A avaliação do desenvolvimento de dependência psíquica (vício) no doente com dor não é fácil. O conceito de vício pode incluir sintomas de dependência física e tolerância e estes, por si só, não significam vício. No doente com dor crônica que recebe opiáceo os fenômenos de tolerância e dependência física podem ser esperados.

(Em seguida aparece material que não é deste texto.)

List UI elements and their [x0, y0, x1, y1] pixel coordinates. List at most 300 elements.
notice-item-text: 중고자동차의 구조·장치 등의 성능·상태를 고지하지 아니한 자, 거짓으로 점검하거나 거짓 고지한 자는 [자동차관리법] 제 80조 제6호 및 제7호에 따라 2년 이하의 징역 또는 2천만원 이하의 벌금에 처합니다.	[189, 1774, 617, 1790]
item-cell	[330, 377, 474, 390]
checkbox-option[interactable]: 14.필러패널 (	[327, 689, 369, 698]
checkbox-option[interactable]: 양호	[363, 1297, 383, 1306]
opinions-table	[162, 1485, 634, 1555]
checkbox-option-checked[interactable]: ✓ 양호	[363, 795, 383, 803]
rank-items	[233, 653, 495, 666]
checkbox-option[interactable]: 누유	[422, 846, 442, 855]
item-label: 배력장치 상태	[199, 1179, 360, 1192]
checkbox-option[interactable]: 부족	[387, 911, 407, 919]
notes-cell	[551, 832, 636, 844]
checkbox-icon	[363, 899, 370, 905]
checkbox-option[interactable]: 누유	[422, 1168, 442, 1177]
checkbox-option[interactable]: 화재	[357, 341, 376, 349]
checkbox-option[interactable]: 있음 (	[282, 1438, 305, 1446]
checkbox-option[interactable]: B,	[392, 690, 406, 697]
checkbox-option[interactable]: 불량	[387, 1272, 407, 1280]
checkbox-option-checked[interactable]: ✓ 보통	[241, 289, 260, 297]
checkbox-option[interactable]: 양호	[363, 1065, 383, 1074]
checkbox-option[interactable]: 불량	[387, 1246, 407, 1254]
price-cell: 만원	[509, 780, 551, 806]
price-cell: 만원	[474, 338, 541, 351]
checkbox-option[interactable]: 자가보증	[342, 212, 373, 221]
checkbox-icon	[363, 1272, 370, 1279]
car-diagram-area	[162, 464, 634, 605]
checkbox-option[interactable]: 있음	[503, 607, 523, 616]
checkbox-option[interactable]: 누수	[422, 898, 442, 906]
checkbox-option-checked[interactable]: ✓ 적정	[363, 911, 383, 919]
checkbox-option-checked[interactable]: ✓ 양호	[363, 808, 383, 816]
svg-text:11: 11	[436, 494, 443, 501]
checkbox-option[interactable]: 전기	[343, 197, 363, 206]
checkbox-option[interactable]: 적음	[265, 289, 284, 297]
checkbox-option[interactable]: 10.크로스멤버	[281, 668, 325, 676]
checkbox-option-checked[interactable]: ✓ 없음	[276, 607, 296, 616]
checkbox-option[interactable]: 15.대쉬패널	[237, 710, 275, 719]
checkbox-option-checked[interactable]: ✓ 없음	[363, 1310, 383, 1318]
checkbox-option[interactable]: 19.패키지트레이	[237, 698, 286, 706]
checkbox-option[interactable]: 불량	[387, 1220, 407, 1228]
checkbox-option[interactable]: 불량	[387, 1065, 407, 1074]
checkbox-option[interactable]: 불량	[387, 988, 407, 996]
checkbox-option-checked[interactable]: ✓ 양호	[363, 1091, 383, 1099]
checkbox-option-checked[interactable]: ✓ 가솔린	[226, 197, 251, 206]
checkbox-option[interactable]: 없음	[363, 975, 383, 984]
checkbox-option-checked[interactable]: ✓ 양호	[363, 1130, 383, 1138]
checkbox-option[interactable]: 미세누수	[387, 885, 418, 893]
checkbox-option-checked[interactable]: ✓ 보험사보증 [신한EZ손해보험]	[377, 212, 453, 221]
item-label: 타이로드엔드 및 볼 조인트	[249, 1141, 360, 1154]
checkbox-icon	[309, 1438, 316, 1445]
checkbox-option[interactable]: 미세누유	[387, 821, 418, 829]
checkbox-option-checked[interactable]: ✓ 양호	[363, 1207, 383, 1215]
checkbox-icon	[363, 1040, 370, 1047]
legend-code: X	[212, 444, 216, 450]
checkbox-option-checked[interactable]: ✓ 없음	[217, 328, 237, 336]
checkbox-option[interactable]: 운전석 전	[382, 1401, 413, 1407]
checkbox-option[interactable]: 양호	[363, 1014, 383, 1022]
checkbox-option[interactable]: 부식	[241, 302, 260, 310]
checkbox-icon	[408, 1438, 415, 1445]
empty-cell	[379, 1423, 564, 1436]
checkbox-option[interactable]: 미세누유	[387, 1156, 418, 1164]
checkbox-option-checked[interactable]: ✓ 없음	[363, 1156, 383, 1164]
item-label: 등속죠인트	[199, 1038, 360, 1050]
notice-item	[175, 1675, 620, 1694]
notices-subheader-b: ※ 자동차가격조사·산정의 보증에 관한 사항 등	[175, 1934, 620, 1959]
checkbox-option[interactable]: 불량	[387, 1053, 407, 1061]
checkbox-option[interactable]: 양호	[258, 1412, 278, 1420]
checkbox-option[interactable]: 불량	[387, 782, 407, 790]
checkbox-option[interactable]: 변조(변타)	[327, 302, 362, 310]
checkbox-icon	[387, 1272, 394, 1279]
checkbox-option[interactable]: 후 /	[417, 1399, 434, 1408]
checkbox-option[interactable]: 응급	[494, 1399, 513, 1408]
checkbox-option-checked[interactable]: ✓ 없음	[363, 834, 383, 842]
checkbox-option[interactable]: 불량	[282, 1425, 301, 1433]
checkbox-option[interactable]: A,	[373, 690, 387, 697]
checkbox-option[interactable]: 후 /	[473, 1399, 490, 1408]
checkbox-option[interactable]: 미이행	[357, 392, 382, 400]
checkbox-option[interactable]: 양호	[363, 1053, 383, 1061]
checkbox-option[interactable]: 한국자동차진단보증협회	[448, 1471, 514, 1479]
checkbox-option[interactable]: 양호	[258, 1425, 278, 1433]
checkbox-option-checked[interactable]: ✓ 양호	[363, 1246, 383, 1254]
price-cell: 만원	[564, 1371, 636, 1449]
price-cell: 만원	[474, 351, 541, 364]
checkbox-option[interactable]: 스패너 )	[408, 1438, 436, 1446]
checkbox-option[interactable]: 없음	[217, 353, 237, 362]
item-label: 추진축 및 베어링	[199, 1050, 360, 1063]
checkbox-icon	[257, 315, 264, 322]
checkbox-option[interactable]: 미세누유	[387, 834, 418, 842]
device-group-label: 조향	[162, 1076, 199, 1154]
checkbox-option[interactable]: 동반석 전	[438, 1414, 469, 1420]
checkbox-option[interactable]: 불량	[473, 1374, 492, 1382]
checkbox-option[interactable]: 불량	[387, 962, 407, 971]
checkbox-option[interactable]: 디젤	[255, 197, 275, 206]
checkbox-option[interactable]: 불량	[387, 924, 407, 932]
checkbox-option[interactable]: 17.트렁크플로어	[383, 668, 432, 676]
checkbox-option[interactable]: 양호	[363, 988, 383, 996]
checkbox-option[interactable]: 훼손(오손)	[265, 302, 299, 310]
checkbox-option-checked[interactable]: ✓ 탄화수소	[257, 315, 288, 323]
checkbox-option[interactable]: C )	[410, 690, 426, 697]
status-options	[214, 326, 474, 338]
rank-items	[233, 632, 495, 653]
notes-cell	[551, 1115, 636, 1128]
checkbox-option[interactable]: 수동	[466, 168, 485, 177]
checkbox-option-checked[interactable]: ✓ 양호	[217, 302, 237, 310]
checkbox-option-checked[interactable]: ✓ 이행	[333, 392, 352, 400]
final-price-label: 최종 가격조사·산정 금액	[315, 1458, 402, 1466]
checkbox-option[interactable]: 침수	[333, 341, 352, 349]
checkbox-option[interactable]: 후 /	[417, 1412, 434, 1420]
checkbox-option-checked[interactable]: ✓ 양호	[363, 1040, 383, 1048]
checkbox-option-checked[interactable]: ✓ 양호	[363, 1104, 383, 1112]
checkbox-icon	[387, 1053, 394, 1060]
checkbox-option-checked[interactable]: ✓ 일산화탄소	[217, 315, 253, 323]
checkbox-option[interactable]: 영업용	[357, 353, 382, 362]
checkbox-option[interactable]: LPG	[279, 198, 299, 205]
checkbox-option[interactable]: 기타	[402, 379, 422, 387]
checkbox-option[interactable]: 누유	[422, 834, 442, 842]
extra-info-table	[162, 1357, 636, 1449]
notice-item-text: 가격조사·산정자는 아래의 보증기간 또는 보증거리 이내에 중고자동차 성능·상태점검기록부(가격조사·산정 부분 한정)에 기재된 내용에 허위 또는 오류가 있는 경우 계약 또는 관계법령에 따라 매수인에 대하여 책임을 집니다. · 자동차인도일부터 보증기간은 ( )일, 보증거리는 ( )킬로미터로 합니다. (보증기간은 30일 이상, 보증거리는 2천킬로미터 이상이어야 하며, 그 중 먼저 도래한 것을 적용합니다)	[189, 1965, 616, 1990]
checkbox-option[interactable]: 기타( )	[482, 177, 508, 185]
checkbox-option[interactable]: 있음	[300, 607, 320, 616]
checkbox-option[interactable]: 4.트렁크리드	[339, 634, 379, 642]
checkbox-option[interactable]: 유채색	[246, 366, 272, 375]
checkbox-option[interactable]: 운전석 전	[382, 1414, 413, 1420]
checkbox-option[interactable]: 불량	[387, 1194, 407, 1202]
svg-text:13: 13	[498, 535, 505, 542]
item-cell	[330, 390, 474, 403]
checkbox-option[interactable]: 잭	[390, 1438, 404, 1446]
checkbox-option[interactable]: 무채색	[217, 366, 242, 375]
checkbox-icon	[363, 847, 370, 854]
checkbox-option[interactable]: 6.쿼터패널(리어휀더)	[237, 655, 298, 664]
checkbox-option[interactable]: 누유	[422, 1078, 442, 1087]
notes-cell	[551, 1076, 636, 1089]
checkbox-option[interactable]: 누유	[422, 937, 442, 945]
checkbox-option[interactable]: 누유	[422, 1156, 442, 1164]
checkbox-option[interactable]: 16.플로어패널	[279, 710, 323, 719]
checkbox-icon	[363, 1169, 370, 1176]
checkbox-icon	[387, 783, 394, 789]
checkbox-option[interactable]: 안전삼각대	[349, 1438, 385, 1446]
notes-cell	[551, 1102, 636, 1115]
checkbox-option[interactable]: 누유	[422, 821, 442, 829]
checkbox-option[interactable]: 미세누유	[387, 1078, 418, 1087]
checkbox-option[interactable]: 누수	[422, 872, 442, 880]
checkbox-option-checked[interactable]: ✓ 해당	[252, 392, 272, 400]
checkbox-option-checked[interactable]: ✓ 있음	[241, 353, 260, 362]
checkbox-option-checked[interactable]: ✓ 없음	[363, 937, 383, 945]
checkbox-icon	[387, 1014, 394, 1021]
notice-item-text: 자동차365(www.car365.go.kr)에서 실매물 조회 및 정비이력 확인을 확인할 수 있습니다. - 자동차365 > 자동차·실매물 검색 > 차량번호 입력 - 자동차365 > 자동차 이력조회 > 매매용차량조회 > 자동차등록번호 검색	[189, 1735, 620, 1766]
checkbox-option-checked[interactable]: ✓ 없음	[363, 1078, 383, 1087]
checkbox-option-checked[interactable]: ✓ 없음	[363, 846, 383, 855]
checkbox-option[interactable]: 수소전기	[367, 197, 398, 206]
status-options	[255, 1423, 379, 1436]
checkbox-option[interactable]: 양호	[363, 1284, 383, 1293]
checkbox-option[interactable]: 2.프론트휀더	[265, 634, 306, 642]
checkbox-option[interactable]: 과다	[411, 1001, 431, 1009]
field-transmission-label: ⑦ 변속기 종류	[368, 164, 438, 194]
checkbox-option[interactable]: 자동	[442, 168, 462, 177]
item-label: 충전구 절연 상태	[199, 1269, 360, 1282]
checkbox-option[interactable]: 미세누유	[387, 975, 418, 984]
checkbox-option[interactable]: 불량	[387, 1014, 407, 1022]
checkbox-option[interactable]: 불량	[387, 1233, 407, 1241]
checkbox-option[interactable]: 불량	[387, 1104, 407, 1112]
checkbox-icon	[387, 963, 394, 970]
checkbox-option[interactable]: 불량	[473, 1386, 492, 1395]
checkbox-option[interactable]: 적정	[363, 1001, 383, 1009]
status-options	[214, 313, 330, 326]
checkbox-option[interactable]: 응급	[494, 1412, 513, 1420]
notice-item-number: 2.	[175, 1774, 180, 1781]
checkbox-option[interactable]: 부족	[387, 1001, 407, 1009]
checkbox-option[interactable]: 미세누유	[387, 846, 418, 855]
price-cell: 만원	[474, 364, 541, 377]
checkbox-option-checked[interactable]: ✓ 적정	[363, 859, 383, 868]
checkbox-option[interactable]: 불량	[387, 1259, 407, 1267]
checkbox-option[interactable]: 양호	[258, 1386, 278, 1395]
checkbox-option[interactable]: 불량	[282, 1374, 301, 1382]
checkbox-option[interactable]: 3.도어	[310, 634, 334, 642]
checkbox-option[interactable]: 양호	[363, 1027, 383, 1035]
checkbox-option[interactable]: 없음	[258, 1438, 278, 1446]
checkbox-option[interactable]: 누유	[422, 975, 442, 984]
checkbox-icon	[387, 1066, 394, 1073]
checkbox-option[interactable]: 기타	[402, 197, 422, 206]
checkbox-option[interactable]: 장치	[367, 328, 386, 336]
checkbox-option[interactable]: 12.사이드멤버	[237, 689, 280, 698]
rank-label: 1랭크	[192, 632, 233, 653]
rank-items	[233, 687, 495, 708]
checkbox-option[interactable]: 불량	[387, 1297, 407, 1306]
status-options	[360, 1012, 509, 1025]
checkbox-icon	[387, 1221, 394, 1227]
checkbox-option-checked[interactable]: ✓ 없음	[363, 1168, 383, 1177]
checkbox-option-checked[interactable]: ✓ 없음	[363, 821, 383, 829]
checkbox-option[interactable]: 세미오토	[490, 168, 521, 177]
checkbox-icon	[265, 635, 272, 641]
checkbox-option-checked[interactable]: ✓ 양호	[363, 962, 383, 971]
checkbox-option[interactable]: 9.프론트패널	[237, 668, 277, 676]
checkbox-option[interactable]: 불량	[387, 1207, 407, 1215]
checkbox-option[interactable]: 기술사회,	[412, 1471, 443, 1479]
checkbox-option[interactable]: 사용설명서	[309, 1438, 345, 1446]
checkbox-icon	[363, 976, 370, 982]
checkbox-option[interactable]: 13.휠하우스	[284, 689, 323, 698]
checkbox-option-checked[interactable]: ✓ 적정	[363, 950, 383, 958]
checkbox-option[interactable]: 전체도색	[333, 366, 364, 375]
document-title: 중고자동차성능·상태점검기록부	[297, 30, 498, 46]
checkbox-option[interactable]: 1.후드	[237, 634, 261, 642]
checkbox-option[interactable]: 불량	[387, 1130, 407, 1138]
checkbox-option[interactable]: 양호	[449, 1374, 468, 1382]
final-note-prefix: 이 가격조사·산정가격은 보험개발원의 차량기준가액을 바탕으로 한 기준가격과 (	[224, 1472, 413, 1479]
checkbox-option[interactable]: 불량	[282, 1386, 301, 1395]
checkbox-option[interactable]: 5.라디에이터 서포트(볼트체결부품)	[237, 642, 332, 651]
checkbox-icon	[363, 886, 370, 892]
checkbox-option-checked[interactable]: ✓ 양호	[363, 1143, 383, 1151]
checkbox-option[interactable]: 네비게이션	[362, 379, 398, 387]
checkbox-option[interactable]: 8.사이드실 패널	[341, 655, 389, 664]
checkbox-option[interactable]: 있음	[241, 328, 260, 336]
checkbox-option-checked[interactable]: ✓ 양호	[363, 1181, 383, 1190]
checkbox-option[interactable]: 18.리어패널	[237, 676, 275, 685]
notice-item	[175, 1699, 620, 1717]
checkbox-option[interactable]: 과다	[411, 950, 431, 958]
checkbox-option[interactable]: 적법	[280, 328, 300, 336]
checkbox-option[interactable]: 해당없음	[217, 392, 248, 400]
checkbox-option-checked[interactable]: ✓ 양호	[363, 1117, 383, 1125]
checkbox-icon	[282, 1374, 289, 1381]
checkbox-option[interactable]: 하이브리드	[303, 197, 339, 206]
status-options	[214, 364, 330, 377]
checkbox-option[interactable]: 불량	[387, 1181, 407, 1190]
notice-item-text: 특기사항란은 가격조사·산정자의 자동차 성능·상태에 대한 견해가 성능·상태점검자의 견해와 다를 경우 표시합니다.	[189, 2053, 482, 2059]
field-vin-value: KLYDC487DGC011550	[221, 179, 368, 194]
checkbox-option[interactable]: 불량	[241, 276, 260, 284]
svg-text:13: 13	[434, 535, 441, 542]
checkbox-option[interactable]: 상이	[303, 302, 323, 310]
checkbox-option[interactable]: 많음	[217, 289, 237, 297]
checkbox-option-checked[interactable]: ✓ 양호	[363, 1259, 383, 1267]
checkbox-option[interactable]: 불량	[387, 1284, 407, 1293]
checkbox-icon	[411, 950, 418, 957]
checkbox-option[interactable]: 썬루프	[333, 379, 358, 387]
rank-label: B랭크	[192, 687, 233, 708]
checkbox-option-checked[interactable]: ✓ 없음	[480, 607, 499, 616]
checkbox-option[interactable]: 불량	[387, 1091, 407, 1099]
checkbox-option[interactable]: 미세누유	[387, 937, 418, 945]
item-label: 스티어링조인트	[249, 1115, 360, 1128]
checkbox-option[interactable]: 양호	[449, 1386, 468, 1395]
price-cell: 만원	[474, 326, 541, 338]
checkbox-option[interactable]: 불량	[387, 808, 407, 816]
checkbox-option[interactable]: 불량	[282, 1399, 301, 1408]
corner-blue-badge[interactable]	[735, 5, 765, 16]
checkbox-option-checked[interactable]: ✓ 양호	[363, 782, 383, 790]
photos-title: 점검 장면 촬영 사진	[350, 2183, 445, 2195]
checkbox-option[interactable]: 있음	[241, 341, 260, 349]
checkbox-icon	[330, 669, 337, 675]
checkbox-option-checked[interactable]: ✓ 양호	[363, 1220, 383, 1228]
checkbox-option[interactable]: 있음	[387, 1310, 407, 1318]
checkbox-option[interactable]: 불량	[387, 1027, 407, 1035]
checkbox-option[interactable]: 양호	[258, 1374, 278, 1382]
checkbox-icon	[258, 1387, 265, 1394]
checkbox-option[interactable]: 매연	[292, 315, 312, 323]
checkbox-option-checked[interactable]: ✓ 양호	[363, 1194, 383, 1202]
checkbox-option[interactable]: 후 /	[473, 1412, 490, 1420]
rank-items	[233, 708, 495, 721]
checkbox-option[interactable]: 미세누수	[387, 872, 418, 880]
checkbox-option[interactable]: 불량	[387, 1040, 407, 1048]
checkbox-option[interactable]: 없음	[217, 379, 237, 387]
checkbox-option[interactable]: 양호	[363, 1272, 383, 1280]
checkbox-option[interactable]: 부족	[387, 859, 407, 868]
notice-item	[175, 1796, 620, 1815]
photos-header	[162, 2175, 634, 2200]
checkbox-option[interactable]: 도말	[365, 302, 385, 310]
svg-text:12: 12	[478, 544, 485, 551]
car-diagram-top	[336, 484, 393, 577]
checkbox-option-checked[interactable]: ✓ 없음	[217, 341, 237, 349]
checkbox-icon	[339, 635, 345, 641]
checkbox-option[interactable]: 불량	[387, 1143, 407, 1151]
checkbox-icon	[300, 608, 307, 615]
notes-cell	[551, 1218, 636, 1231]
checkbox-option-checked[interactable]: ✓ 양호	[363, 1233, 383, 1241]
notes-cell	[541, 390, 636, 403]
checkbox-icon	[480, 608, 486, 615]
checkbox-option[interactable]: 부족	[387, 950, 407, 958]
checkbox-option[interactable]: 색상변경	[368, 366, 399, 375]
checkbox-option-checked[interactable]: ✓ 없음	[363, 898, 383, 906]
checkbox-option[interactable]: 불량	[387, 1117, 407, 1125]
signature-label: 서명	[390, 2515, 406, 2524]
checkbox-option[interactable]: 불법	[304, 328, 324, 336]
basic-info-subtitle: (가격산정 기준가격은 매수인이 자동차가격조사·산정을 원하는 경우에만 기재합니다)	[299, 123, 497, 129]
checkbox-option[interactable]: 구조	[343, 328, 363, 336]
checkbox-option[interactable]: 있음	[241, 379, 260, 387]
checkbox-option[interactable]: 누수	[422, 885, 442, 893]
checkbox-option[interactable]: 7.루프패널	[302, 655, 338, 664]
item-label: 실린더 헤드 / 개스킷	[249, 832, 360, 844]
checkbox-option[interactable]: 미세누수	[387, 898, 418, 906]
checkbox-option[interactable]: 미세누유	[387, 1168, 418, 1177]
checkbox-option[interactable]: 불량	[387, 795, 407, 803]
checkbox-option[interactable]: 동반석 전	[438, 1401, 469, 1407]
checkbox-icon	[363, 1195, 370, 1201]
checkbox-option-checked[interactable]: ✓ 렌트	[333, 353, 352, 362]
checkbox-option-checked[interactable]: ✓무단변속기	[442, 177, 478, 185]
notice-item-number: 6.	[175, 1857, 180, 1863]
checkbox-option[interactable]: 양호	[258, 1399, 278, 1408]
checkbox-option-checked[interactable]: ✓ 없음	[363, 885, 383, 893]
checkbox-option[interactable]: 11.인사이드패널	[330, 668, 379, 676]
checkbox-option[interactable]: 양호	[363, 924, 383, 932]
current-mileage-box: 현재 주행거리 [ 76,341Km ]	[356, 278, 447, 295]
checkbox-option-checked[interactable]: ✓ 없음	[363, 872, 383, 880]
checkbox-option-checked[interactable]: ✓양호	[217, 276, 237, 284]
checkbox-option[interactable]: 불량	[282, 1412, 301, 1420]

O comportamento inadequado associado à busca incessante da droga, a preocupação constante com a sua falta, a continuidade do uso apesar dos danos físicos, emocionais e sociais decorrentes, a perda de controle sobre a ingestão do fármaco e a ausência de efeito analgésico significativo, é o dado mais importante para o diagnóstico de vício17. Segundo SAVAGE12,13 os sinais sugestivos de vício na terapia com opiáceos para o controle da dor crônica são: não aceitação de outras alternativas terapêuticas propostas, relato de não alívio da dor com outro método que não o opiáceo, preferência por opiáceos de ação curta ou em bolo, obtenção de prescrição em múltiplos serviços, uso de drogas de rua, não adesão à outras recomendações terapêuticas, diminuição do nível funcional, apesar da aparente analgesia, persistência de efeitos colaterais como sonolência, sedação e euforia, não ingestão dos fármacos conforme prescritos, a medicação freqüentemente acaba antes do período previsto e relatos repetidos de perda ou extravio da prescrição. Um único sinal não necessariamente indica vício, mas uma constelação de sinais pode ser sugestivo. Nos doentes deste estudo não foram observados comportamentos como os acima descritos. SAVAGE12,13 considera, ainda, que os critérios para desordens relacionadas ao uso de substâncias proposto pela Diagnostic and Statistical Manual of Mental Disorders, DSM- III R, não são adequados para o diagnóstico de adição no doente com dor crônica pois 5 dos 9 critérios preconizados referem-se à dependência física e tolerância, que são freqüentes em doentes que utilizam opiáceos por tempo prolongado. Apenas os 4 critérios que se referem funcionalidade podem ser indicativos de adição nestes doentes (ingestão diferente do modo prescrito, repetidos relato de perda e solicitação de medicação em centros diferentes, uso continuado da medicação, apesar dos efeitos colaterais e piora do nível funcional, apesar da aparente analgesia).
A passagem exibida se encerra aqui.